A four-part documentary about Hillary Clinton debuts on Hulu. And an action-comedy with Mark Wahlberg hits Netflix.

Barack Obama and Hillary Clinton in “Hillary.”
Barack Obama and Hillary Clinton in “Hillary.”Credit...Barbara Kinney
Gabe Cohn

HILLARY Stream on Hulu. “We want to hear your story, unvarnished, beginning to end,” the filmmaker Nanette Burstein tells Hillary Clinton at the start of this documentary. “Hillary” relays that story in four parts, beginning with her path from a childhood in the Chicago suburbs to becoming the first lady of Arkansas in the early 1980s. Subsequent installments cover her time as the first lady of the United States, as a United States senator and ultimately as a presidential candidate. The documentary places interviews with Bill Clinton and the journalist Joe Klein, among others, alongside archival footage, thought it’s built largely around Burstein’s interviews with Clinton herself. The first question: “Do you feel frustrated that you’ve been in public life for 30 years, yet people feel that they don’t know who you are, that you seem inauthentic?” (It surely can’t be a spoiler to reveal that Clinton’s answer is yes.)

SPENSER CONFIDENTIAL (2020) Stream on Netflix. See Mark Wahlberg order burritos and dodge a machete (both in the same scene) in this tongue-in-cheek action movie, the latest collaboration between Wahlberg and the director Peter Berg (“Deepwater Horizon,” “Lone Survivor”). Loosely based on a book by Ace Atkins, the movie casts Wahlberg as Spenser, a former cop who falls into a dangerous conspiracy. “The perfunctory plot matters less than the scenes depicting Spenser’s relationships with his old buddy Henry (Alan Arkin); his new buddy Hawk (Winston Duke); his former girlfriend Cissy (the comedian Iliza Shlesinger); and his dog, Pearl,” Elisabeth Vincentelli wrote in her review for The New York Times. “Those moments are Berg and Wahlberg at their loosely funny best, clearly enjoying making room for the supporting cast to strut their stuff — Duke is especially winning as a laconic gentle giant working on his MMA moves.”

ZEROZEROZERO Stream on Amazon. The filmmaker Stefano Sollima had success translating real-life crime into compelling onscreen drama as the showrunner of “Gomorrah,” a popular Italian Mafia series based on nonfiction investigative work by Roberto Saviano. That series developed a reputation for vicious violence, and drew comparisons to “The Wire,” “The Sopranos” and “The Godfather.” Sollima has adapted another work by Saviano, his 2013 nonfiction book “‘ZeroZeroZero,” in this new show, which revolves around international cocaine trafficking. Don’t expect an easy watch: In his review for The Times, Mark Bowden called the book “a kind of concordance of cruelty.”

THE TRADE 9 p.m. on Showtime.
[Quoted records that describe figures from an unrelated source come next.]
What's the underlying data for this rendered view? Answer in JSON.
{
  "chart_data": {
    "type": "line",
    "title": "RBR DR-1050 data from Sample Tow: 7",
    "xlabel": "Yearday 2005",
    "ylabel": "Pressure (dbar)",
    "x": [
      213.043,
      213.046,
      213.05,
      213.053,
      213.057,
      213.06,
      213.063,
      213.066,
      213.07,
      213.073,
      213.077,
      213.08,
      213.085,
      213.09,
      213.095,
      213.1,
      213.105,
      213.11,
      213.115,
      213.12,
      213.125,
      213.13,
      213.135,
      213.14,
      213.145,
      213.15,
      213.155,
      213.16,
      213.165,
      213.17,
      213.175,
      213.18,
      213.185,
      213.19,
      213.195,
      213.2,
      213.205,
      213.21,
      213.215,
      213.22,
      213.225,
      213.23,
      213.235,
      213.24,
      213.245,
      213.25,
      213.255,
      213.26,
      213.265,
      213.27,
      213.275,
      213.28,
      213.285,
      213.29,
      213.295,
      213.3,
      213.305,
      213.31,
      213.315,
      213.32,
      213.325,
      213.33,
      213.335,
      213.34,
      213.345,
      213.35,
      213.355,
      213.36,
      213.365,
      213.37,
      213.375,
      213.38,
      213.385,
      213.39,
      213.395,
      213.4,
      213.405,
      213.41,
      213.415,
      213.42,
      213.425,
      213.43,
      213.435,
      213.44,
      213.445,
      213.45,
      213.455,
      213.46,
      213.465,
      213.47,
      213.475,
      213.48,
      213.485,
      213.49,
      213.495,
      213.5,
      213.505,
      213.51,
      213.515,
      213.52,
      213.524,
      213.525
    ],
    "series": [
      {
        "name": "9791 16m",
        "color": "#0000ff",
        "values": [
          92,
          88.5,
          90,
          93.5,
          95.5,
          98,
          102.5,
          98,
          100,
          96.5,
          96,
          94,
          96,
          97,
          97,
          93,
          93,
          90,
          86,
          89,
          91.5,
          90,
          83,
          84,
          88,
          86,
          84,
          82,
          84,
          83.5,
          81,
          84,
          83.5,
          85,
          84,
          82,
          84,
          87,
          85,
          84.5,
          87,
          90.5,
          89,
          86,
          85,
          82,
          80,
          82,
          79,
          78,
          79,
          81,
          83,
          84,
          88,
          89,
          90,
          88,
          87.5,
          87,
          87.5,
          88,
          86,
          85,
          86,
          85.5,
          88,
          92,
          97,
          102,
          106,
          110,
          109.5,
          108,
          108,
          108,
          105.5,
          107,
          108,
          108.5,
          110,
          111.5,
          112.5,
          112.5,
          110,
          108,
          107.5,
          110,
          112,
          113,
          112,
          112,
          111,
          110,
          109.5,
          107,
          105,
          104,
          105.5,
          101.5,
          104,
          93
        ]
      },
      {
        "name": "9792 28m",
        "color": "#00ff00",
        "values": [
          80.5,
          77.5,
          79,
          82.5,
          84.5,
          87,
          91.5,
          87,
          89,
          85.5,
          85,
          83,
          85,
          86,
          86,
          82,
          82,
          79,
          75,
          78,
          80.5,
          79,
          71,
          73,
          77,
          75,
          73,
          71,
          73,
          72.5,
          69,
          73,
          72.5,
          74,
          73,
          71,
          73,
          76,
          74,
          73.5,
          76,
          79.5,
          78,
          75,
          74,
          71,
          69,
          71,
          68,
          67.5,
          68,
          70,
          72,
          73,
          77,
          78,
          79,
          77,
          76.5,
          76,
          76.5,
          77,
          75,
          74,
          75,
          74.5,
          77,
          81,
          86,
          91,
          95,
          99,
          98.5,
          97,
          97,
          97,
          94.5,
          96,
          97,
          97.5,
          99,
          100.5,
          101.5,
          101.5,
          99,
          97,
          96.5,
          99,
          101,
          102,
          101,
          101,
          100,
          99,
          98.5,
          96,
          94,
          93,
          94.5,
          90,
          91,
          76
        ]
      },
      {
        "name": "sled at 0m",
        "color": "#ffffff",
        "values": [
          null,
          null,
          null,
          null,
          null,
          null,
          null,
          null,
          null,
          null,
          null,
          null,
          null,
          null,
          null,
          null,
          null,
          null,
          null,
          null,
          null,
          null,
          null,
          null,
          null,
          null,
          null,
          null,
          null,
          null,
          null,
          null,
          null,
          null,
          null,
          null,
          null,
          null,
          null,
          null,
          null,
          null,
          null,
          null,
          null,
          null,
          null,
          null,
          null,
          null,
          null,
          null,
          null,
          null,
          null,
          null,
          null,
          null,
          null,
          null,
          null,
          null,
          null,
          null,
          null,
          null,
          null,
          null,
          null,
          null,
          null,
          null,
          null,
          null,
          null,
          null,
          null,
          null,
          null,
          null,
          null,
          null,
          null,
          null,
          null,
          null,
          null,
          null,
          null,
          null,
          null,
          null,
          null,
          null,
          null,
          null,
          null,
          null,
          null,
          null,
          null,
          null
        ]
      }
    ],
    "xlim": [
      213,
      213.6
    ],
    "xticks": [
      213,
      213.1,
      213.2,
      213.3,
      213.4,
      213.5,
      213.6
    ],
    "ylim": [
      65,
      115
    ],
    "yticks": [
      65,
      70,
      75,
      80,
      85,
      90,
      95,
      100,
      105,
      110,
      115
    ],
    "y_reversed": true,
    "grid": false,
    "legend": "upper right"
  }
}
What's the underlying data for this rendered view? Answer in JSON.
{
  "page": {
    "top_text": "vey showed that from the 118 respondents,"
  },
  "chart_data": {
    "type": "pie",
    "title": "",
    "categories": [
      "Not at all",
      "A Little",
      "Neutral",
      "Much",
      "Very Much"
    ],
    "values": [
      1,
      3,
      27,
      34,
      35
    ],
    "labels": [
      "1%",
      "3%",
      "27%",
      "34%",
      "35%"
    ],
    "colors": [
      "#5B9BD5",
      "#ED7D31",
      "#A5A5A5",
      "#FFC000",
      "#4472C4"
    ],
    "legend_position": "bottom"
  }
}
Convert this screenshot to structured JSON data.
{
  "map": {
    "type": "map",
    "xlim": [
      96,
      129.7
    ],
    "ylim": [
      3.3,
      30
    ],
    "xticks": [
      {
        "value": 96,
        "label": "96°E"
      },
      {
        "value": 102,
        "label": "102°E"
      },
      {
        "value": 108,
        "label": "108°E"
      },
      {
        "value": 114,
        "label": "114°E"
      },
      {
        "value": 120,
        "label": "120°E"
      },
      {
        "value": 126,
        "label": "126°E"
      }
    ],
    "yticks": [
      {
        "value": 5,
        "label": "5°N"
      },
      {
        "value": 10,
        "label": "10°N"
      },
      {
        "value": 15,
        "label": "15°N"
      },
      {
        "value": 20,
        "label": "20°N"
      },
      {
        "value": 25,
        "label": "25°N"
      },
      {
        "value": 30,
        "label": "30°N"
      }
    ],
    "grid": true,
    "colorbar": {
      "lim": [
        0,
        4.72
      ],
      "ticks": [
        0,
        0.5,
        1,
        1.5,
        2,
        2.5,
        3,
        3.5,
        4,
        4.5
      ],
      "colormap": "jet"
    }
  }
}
In the first season of this series, the documentarian Matthew Heineman (“Cartel Land”) spent time with subjects on many sides of the opioid crisis: Users and their families, police officers and criminals. He turns his attention to human trafficking and smuggling in the second season, which will debut Friday night. It focuses on migrants fleeing Central America, looking at those making the journey, law enforcement agents trying to stop them and shadow industries that have been built around them.